Existing home inventory in the United States reflects transactions that have been signed for sale but have not yet closed, serving as an indicator of the trend of existing home sales in the coming months. This is also the largest increase since June 2020, when the increase was 14.9%.
With the decline in mortgage rates, demand from buyers has been stimulated. Reports earlier this week indicated an increase in contract signings and mortgage applications, indicating growing demand from buyers.
Economists expect existing home sales in December to increase by 2%. Transaction volume increased by 1.3% compared to last year. NAR also released its latest forecast for existing home sales, predicting a 13% increase in sales volume in 2024 compared to last year, reaching 4.62 million units.
However, the recovery of the real estate market is still constrained by supply limitations. Unless more homeowners decide to sell their homes, sales volumes will not be able to increase significantly, posing a challenge to the recovery of the real estate market. In addition, the rise in existing home prices will also put pressure on buyers.

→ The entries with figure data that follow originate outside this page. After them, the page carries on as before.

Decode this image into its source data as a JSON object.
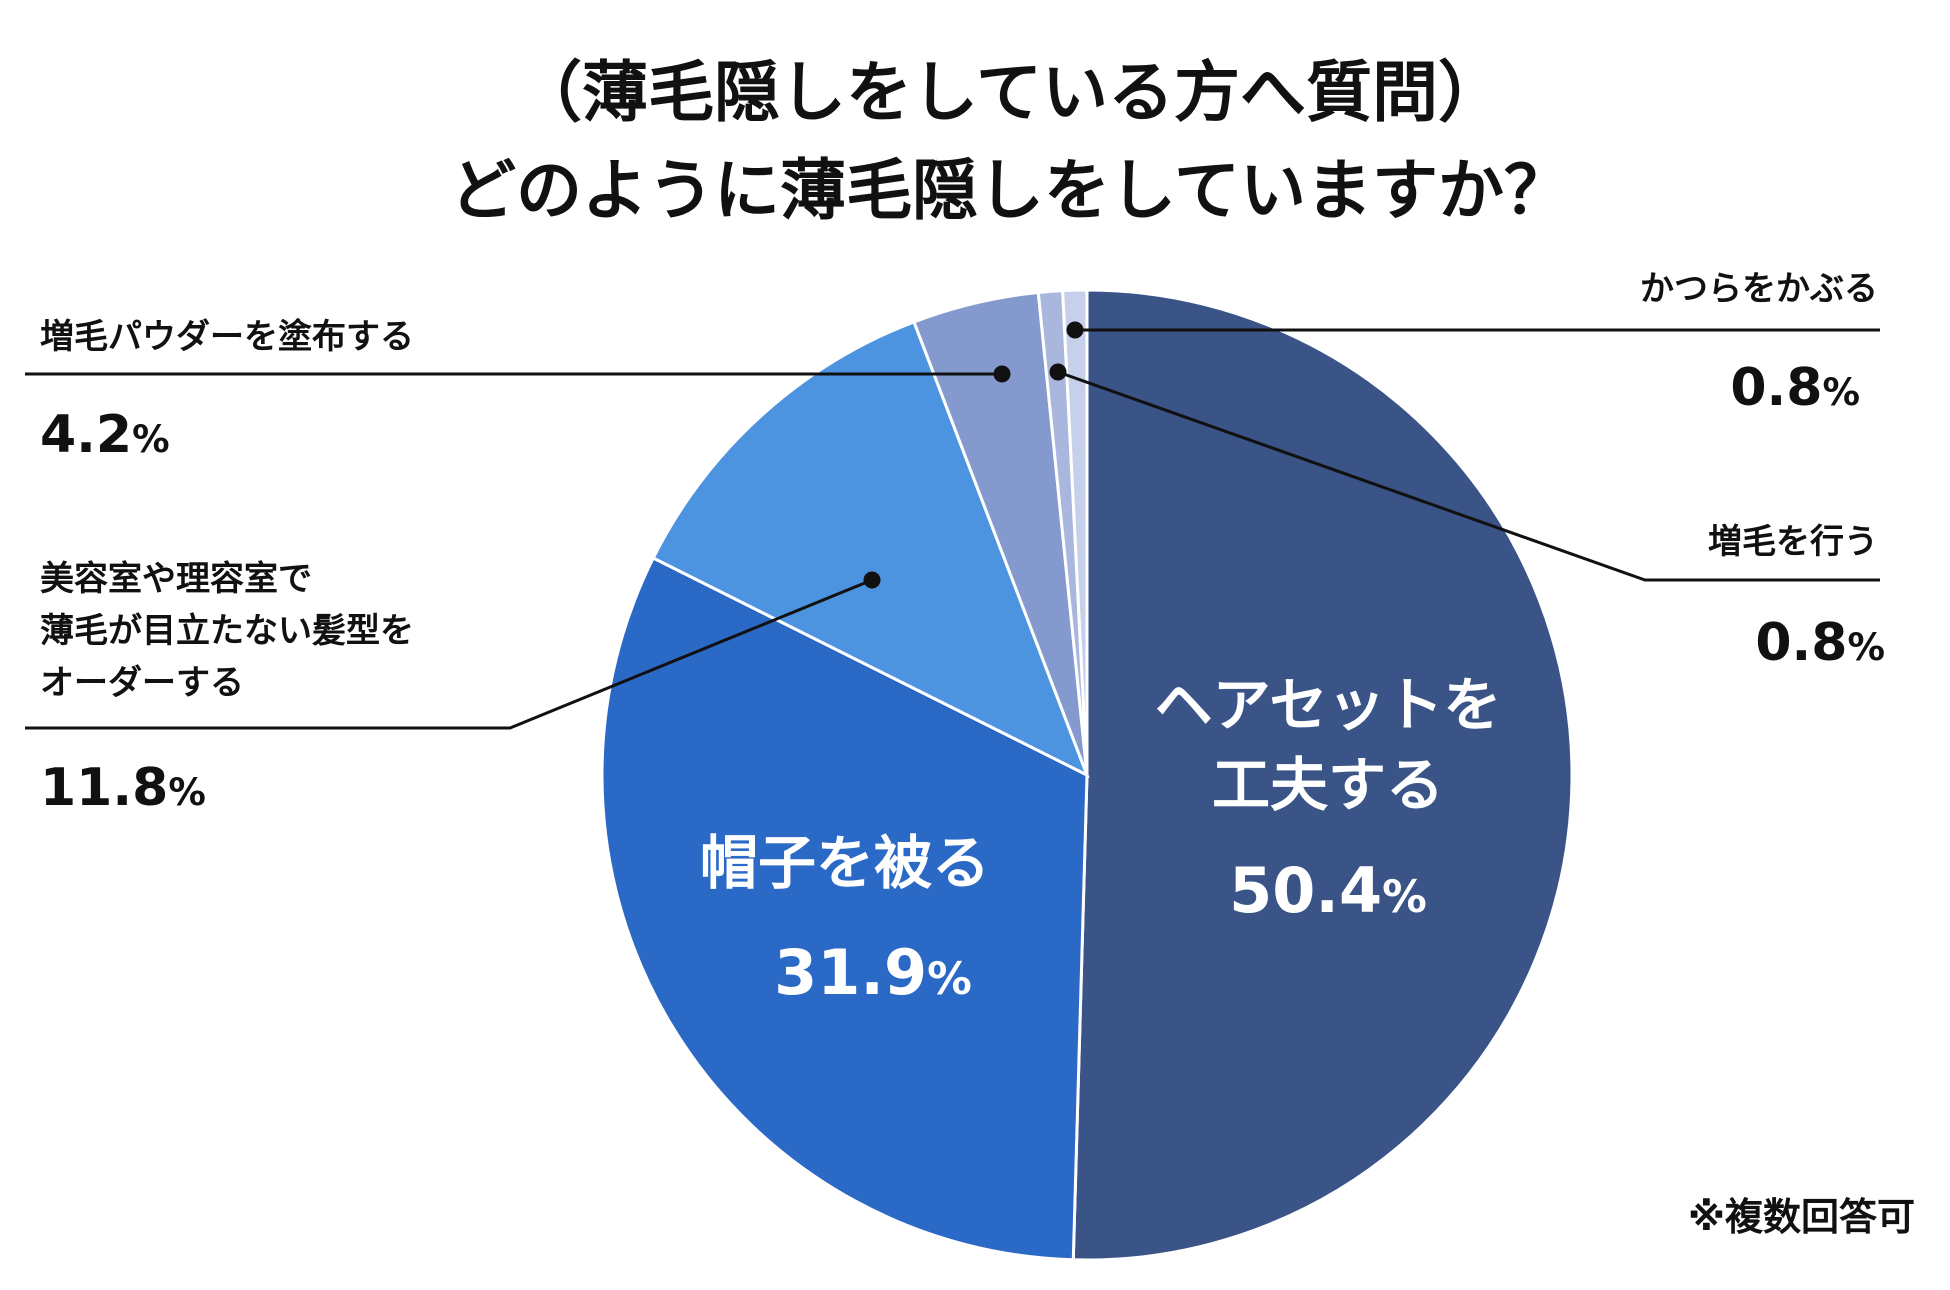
{
  "title_lines": [
    "（薄毛隠しをしている方へ質問）",
    "どのように薄毛隠しをしていますか？"
  ],
  "note": "※複数回答可",
  "chart_data": {
    "type": "pie",
    "start": "12 o'clock",
    "direction": "clockwise",
    "unit": "%",
    "slices": [
      {
        "label": "ヘアセットを工夫する",
        "value": 50.4,
        "value_text": "50.4",
        "color": "#3a5488"
      },
      {
        "label": "帽子を被る",
        "value": 31.9,
        "value_text": "31.9",
        "color": "#2b69c6"
      },
      {
        "label": "美容室や理容室で薄毛が目立たない髪型をオーダーする",
        "value": 11.8,
        "value_text": "11.8",
        "color": "#4d94e0"
      },
      {
        "label": "増毛パウダーを塗布する",
        "value": 4.2,
        "value_text": "4.2",
        "color": "#8499cd"
      },
      {
        "label": "増毛を行う",
        "value": 0.8,
        "value_text": "0.8",
        "color": "#a9b7de"
      },
      {
        "label": "かつらをかぶる",
        "value": 0.8,
        "value_text": "0.8",
        "color": "#c6d0ea"
      }
    ]
  }
}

Despite facing some challenges, Lawrence Yun, Chief Economist at NAR, stated that the housing market started the year on a positive note, with consumers benefiting from declining mortgage rates and stable home prices. He added that the addition of new jobs and income growth will further improve housing affordability, but increasing supply is crucial to meeting all potential demands.
To meet market demand, the government can take a series of measures to promote an increase in supply. For example, encouraging developers to increase the number of new homes built, reducing the difficulty and cost of developing new projects, and so on. In addition, the government can also encourage homeowners to sell existing homes through tax policies or other means.